Se trata, explicó durante la presentación del libro en Madrid el pasado mes de marzo, de dejar constancia de una mirada desfolclorizada, sin disfraces, del cante gitano, para todos aquellos a los que no les cuadre el discurso hegemónico actual. “Lo que han hecho con el flamenco es cogerlo, descafeinarlo y ponerle un chándal”, resumió Ruiz Caro. El título del libro, El gitano, velo de flor, hace referencia a la capa de levadura que se forma sobre la superficie del vino de Jerez durante su proceso de crianza: “Los vinos se oxidarían sin este poético velo de levadura, lo mismo que se oxida el flamenco cuando lo pretenden desgitanizar. Por más que le pese a la industria”, escribe Cortés en el prefacio.



Cortés no duda en acusar a la industria musical —“Nadie se empeña tanto en descoser el tapiz del cante, baile y toque gitano”— y a los artistas que se apropian, sin reconocer las fuentes de las que beben, de esas raíces. Aunque ella prefiere el concepto expropiación cultural: “Es una idea del historiador Rafael Buhigas y quiere decir que, mientras la apropiación permite a los gitanos seguir siendo gitanos, la expropiación directamente elimina al gitano como sujeto”, explica. Y continúa: “Muchas veces, cuando nos quejamos de todo esto, nos intentan ridiculizar diciendo cosas como: ‘¿Qué pasa? ¿Que ya no vamos a poder ir a un restaurante mexicano porque nos estamos apropiando?’. Eso no es lo que estamos diciendo y cualquiera que lo piense un poquito lo puede entender: si a ti como periodista te roban un artículo y lo cambian un poco de orden, y para ti es un tema muy íntimo, te duele.
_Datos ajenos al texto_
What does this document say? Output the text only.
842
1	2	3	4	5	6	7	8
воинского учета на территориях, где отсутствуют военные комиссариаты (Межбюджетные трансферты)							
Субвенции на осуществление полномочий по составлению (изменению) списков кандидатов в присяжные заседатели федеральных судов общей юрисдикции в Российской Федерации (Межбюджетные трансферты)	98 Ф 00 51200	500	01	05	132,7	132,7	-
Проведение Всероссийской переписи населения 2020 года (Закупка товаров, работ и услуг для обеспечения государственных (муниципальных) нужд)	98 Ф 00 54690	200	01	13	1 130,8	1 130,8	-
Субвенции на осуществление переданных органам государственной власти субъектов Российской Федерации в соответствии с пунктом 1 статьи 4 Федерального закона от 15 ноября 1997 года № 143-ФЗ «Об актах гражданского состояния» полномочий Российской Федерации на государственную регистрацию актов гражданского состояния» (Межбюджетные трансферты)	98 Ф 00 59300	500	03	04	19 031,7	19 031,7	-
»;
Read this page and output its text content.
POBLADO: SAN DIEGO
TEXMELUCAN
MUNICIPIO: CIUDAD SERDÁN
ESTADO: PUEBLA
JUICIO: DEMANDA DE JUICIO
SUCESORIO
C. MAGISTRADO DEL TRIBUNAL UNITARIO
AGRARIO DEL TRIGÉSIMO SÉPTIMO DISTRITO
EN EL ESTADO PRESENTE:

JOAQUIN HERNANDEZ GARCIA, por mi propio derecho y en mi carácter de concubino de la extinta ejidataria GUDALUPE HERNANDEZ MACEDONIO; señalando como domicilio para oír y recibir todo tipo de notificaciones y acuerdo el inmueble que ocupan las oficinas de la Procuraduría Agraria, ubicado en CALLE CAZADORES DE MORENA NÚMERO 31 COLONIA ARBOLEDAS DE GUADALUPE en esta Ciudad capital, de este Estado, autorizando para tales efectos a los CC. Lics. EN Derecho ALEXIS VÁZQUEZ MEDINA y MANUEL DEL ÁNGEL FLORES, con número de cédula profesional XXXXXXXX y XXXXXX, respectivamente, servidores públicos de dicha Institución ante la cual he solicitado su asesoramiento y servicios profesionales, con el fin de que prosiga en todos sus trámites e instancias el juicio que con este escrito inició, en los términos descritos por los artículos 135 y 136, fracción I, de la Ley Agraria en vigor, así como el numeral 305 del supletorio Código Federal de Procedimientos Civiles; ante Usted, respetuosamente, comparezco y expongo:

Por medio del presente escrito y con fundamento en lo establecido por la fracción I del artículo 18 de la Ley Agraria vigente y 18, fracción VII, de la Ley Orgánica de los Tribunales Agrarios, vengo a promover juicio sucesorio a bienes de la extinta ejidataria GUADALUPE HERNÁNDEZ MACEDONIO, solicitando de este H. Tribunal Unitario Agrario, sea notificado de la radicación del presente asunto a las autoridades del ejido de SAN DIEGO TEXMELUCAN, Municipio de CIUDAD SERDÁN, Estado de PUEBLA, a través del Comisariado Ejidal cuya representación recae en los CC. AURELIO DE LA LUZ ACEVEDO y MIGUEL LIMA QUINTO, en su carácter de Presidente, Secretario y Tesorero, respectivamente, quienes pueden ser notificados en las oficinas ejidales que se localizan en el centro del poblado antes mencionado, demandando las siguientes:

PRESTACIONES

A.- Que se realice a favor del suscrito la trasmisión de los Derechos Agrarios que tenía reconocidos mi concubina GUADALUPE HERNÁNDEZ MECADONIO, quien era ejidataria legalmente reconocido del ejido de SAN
Imagínate ya si es toda una industria la que hay detrás de que eso se haga”.
La autora asegura que no está dispuesta a dulcificar o rebajar su discurso en busca de empatía, por más que sea precisamente esto lo que busca. Así lo dejó escrito casi al final de su ensayo: “Todas hacemos frente a una higuera y esta es la nuestra. Creo que el camino es visitar las higueras ajenas y trenzar un vínculo de comprensión y memoria entre todas, como los gitanos canasteros trenzan el esparto”.